La regressione democratica non si manifesta con un colpo di Stato. Inizia quando un governo smette di tollerare la critica e comincia a punirla. Quando il coraggio di dire la verità viene sostituito dalla prudenza del “non è il momento”. Quando si passa dalla cittadinanza alla sorveglianza.
Un dato poco citato ma devastante riguarda la salute pubblica: nei paesi ex-democratici tornati sotto regime autoritario, l’aspettativa di vita è crollata del 2%. Non è solo una questione morale, ma biologica. L’autocrazia uccide. Uccide la scienza, l’informazione, la medicina preventiva, la trasparenza nella gestione delle crisi. E infine uccide anche le persone.
Ma la reazione, quando c’è, è spesso tardiva, confusa, individualista. Come se bastasse uno sfogo su Twitter o la condivisione dell’ennesima petizione per “fare resistenza”. Non funziona così. Il manuale suggerisce invece un approccio strutturato, quasi clinico, che parte da un presupposto scomodo: bisogna valutare il proprio livello di rischio e agire di conseguenza.

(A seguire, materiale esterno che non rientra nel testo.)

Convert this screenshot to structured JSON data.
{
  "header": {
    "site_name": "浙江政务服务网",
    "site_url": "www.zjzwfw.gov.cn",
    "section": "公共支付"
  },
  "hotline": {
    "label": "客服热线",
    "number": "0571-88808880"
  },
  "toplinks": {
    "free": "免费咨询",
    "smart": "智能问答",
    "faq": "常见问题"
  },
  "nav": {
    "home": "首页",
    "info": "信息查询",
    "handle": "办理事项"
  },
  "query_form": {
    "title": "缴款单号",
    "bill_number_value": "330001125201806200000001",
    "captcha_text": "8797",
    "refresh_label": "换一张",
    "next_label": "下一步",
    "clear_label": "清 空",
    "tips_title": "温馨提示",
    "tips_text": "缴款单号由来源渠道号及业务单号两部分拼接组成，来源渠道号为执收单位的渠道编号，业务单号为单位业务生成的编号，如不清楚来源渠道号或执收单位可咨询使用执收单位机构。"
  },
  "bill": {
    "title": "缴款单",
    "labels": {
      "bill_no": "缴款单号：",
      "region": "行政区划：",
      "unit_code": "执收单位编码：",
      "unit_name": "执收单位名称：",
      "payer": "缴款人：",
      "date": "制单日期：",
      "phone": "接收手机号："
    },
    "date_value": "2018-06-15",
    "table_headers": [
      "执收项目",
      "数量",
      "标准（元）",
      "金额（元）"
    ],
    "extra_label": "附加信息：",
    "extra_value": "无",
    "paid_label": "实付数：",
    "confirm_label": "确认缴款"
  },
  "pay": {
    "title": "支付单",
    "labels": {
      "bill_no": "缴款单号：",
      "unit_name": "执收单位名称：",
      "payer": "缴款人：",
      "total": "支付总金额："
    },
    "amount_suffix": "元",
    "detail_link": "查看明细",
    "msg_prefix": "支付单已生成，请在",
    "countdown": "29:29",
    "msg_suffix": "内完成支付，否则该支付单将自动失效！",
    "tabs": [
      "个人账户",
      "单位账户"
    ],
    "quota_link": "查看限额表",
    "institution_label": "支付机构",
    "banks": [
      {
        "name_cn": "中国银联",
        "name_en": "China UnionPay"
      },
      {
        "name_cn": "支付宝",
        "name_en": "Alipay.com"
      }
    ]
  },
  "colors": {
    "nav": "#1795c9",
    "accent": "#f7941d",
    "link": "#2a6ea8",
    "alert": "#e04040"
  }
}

Chi può permetterselo, deve parlare. Pubblicamente, chiaramente, anche a costo di perdere followers o finanziamenti. Chi si trova in posizione intermedia deve proteggere il sapere: salvare dati, tutelare colleghi esposti, documentare gli abusi.

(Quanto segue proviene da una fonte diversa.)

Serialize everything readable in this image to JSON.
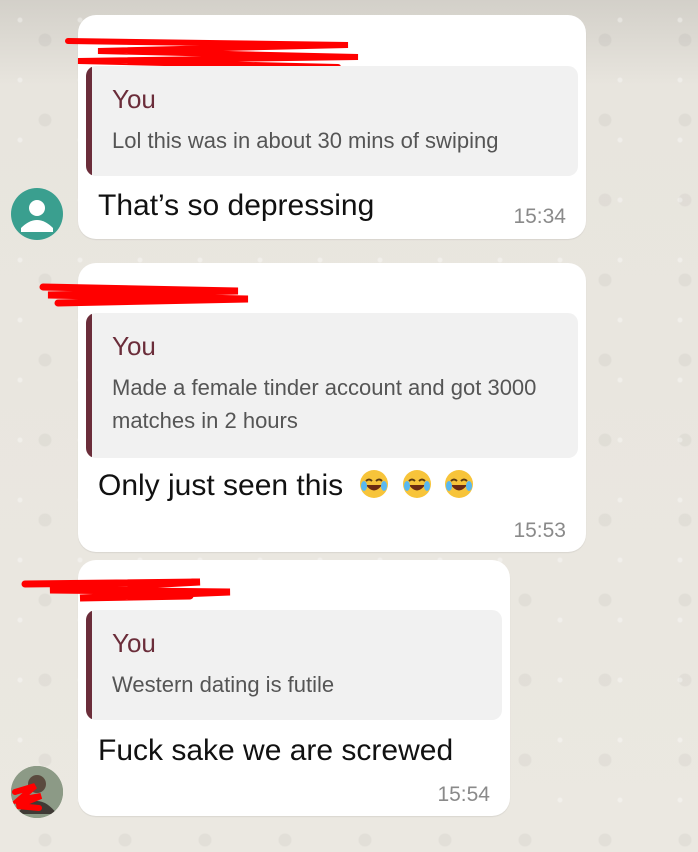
{
  "conversation": {
    "messages": [
      {
        "quoted_author": "You",
        "quoted_text": "Lol this was in about 30 mins of swiping",
        "text": "That’s so depressing",
        "time": "15:34"
      },
      {
        "quoted_author": "You",
        "quoted_text": "Made a female tinder account and got 3000 matches in 2 hours",
        "text": "Only just seen this",
        "emoji": "😂😂😂",
        "time": "15:53"
      },
      {
        "quoted_author": "You",
        "quoted_text": "Western dating is futile",
        "text": "Fuck sake we are screwed",
        "time": "15:54"
      }
    ]
  },
  "colors": {
    "quote_accent": "#6b2d3a",
    "redaction": "#ff0000",
    "avatar_default": "#3a9f8f"
  },
  "icons": {
    "avatar_1": "default-person-avatar",
    "avatar_3": "photo-avatar-redacted",
    "emoji": "face-with-tears-of-joy"
  }
}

Chi è già nel mirino, invece, deve imparare l’arte del sabotaggio invisibile: introdurre attriti burocratici, cercare alleanze, registrare tutto. In ogni caso, ci sono azioni difensive indipendenti dal rischio, che dovrebbero diventare routine: evitare la censura preventiva, ridurre l’esposizione legale e digitale, costruire una resilienza mentale alla paranoia e al burnout. Il dissenso non può sopravvivere se crolliamo sotto il peso dello stress indotto.
E poi c’è la dimensione collettiva. Quella che spaventa di più chi governa con la paura, perché l’autocrazia si nutre della solitudine dei singoli. La disconnessione sociale è funzionale al controllo. Per questo serve ricostruire comunità di scopo, reti intersettoriali, coalizioni ibride tra attivisti, accademici, giornalisti e tecnologi.

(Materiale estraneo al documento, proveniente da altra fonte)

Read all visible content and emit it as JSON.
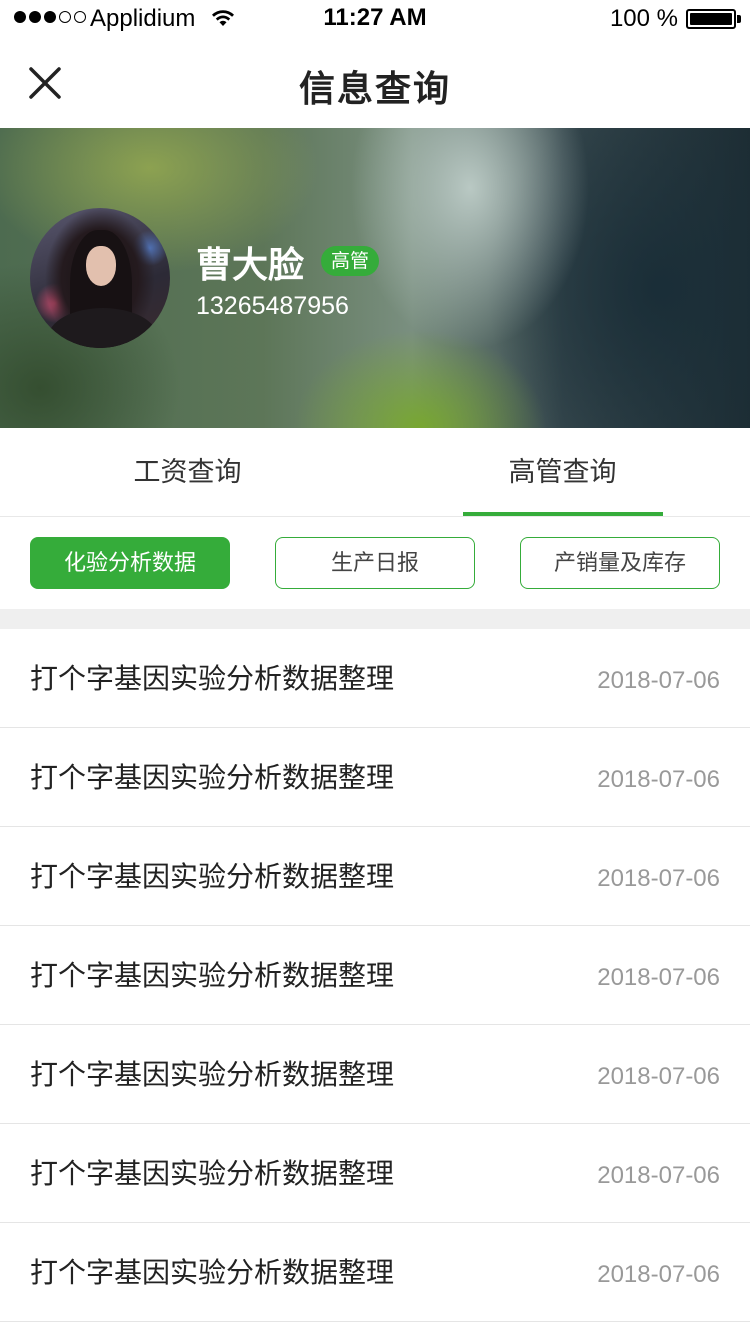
{
  "status_bar": {
    "carrier": "Applidium",
    "time": "11:27 AM",
    "battery": "100 %"
  },
  "nav": {
    "title": "信息查询",
    "close_icon": "close-icon"
  },
  "profile": {
    "name": "曹大脸",
    "role": "高管",
    "phone": "13265487956"
  },
  "tabs": [
    {
      "label": "工资查询",
      "active": false
    },
    {
      "label": "高管查询",
      "active": true
    }
  ],
  "filters": [
    {
      "label": "化验分析数据",
      "active": true
    },
    {
      "label": "生产日报",
      "active": false
    },
    {
      "label": "产销量及库存",
      "active": false
    }
  ],
  "list": [
    {
      "title": "打个字基因实验分析数据整理",
      "date": "2018-07-06"
    },
    {
      "title": "打个字基因实验分析数据整理",
      "date": "2018-07-06"
    },
    {
      "title": "打个字基因实验分析数据整理",
      "date": "2018-07-06"
    },
    {
      "title": "打个字基因实验分析数据整理",
      "date": "2018-07-06"
    },
    {
      "title": "打个字基因实验分析数据整理",
      "date": "2018-07-06"
    },
    {
      "title": "打个字基因实验分析数据整理",
      "date": "2018-07-06"
    },
    {
      "title": "打个字基因实验分析数据整理",
      "date": "2018-07-06"
    }
  ],
  "colors": {
    "accent": "#35ac3a",
    "date_text": "#999999",
    "separator_band": "#efefef"
  }
}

Serve una nuova alfabetizzazione politica, che parta dai margini: non più il manuale di educazione civica scritto per studenti apatici, ma una strategia di contro-narrazione capillare, in grado di riappropriarsi dei media, degli spazi pubblici, del linguaggio. Perché la prima vittima della regressione democratica non è il Parlamento, è il vocabolario. Quando chi difende i diritti viene chiamato “radicale”, e chi li toglie si fa passare per “realista”, il gioco è già truccato.
Prepararsi alla repressione non è un gesto pessimista. È una forma di lucidità politica. Lo diceva Vaclav Havel: “La speranza non è la convinzione che qualcosa andrà bene, ma la certezza che qualcosa ha senso, indipendentemente da come andrà a finire”. Chi documenta oggi le violazioni, chi archivia prove, chi sostiene i watchdog e i media indipendenti, sta piantando semi per un possibile dopo. Perché nessun regime dura per sempre, ma ogni regime dura troppo se non lo si affronta.
C’è un paradosso inquietante, in questa fase storica. Siamo circondati da tecnologie avanzatissime, da reti globali, da strumenti di comunicazione potentissimi. Eppure la democrazia, quella vera, sembra più fragile che mai. Forse perché abbiamo confuso la possibilità di parlare con la libertà di farlo. Forse perché ci illudiamo che l’algoritmo ci salverà. Forse perché abbiamo dimenticato che ogni diritto non esercitato è un diritto in affitto, pronto a essere revocato.
La regressione democratica non è un virus esotico da studiare a distanza. È un agente patogeno già in circolo. E la sua forza non sta nella brutalità, ma nella prevedibilità. Chi vuole resistere, oggi, non può più permettersi la neutralità. O si è parte del problema, o si è parte della risposta. E restare a guardare, magari aspettando che la prossima elezione rimetta tutto a posto, è il modo più elegante per diventare complici.